At the Francis-99 workshop, numerical simulations were conducted using three modeling approaches: (1) modeling of a complete turbine, (2) modeling of the components, and (3) passage modeling. The simulation of a complete turbine is more expensive than the other two approaches. No significant difference was found between the results obtained with the complete turbine and component modeling approaches. It was considered that the component modeling approach would provide the optimum solution when accurate boundary conditions are prescribed. Further, one can select a passage modeling approach and create a fine mesh near the boundaries to reduce the necessary computational power and time. This approach provides good results but does not consider the influence of the neighbouring passages. However, using recently developed techniques of passage modeling can provide reliable results, including dynamic pressure loading generated by rotor-stator interaction.

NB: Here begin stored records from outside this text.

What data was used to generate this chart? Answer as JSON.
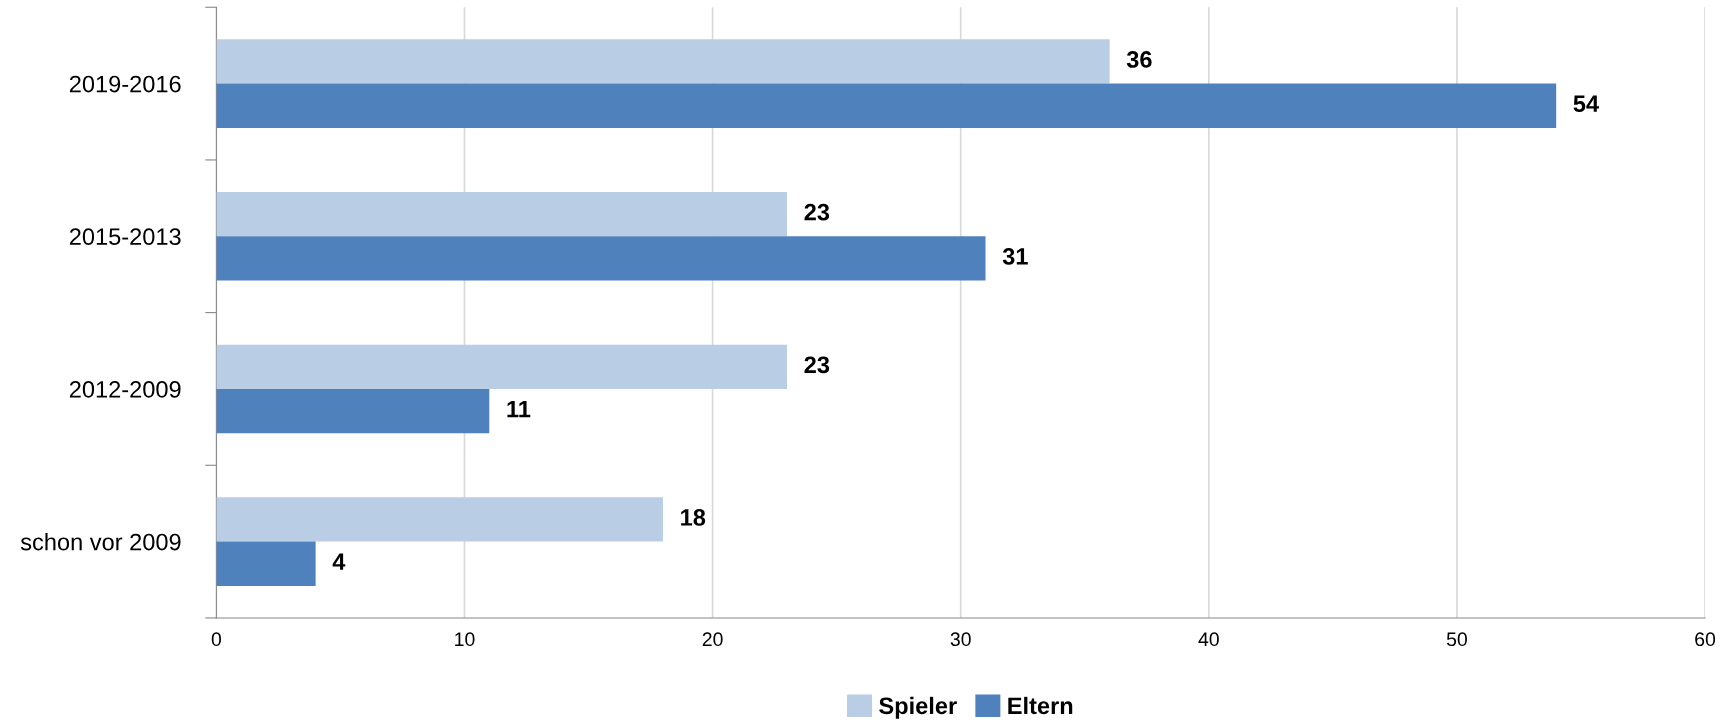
{
  "chart_data": {
    "type": "bar",
    "orientation": "horizontal",
    "categories": [
      "2019-2016",
      "2015-2013",
      "2012-2009",
      "schon vor 2009"
    ],
    "series": [
      {
        "name": "Spieler",
        "color": "#b9cde5",
        "values": [
          36,
          23,
          23,
          18
        ]
      },
      {
        "name": "Eltern",
        "color": "#4f81bd",
        "values": [
          54,
          31,
          11,
          4
        ]
      }
    ],
    "xlim": [
      0,
      60
    ],
    "xticks": [
      0,
      10,
      20,
      30,
      40,
      50,
      60
    ],
    "grid": "x",
    "legend": "bottom",
    "data_labels": true
  }
}
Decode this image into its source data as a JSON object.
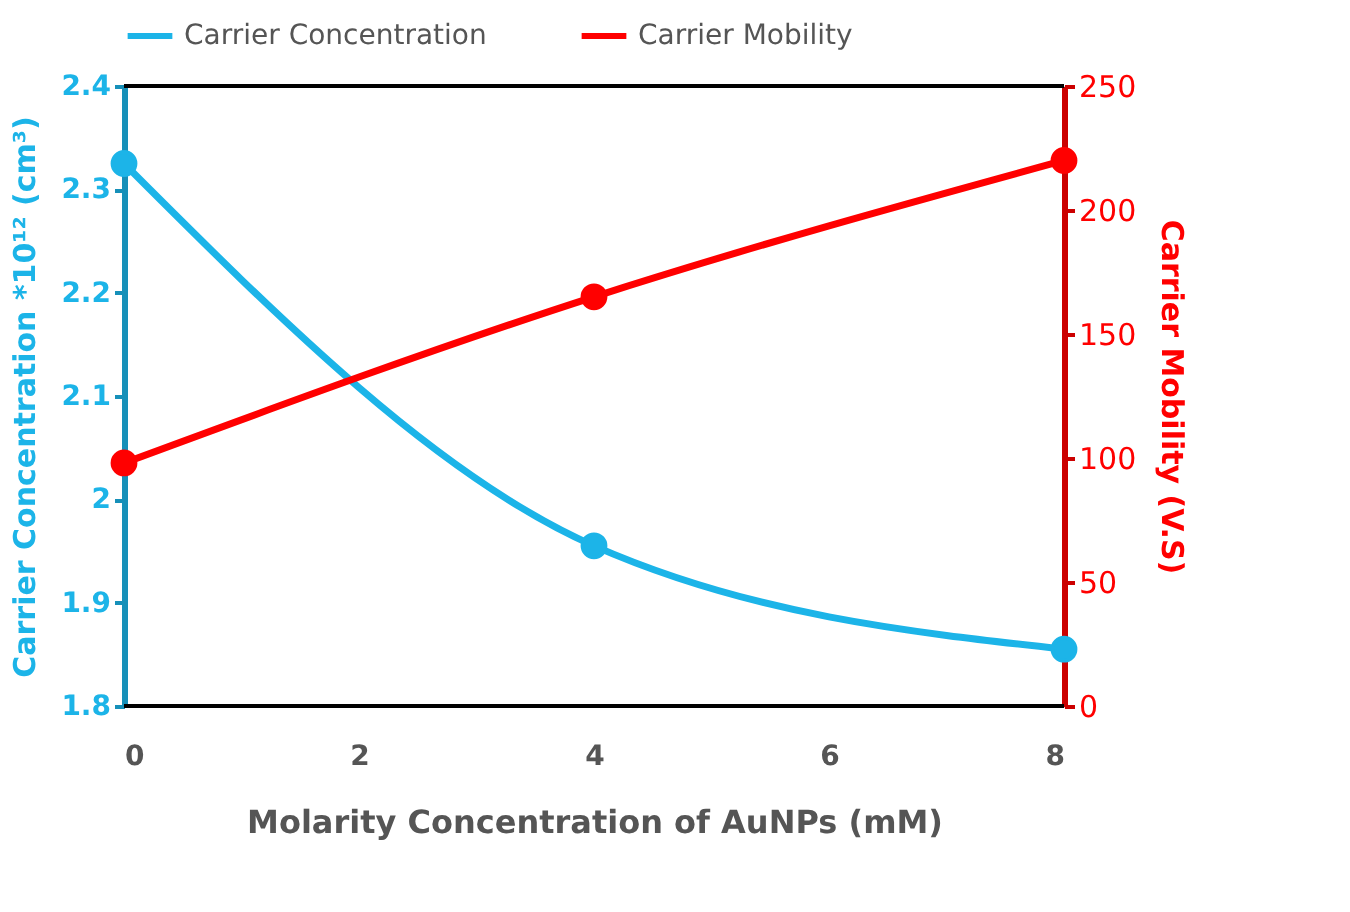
{
  "chart_data": {
    "type": "line",
    "xlabel": "Molarity Concentration of AuNPs (mM)",
    "ylabel": "Carrier Concentration  *10¹² (cm³)",
    "y2label": "Carrier Mobility (V.S)",
    "x": [
      0,
      4,
      8
    ],
    "xlim": [
      0,
      8
    ],
    "xticks": [
      0,
      2,
      4,
      6,
      8
    ],
    "ylim": [
      1.8,
      2.4
    ],
    "yticks": [
      1.8,
      1.9,
      2.0,
      2.1,
      2.2,
      2.3,
      2.4
    ],
    "y2lim": [
      0,
      250
    ],
    "y2ticks": [
      0,
      50,
      100,
      150,
      200,
      250
    ],
    "series": [
      {
        "name": "Carrier Concentration",
        "color": "#1cb4e8",
        "values": [
          2.325,
          1.955,
          1.855
        ]
      },
      {
        "name": "Carrier Mobility",
        "color": "#ff0000",
        "values": [
          98,
          165,
          220
        ],
        "axis": "y2"
      }
    ],
    "marker": "circle",
    "line_style": "solid",
    "legend": "top",
    "grid": false
  }
}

Input to the second Francis-99 workshop
To minimize the error due to the use of different mesh types and densities, it was noted that a mesh with a uniform density would be provided. The simulations would be conducted using the provided mesh only and validated with the provided experimental data. The mesh would be provided with different y+ values to accommodate different turbulence models. At the second Francis-99 workshop, both steady-state and transient operating conditions will be investigated. Numerical models will be validated with the steady-state experimental results, and the same model will be used for transient conditions. Load variations and start-stop conditions will be investigated under transient operations. The primary focus will be numerical modeling and investigation of the hydraulic turbine during transient conditions.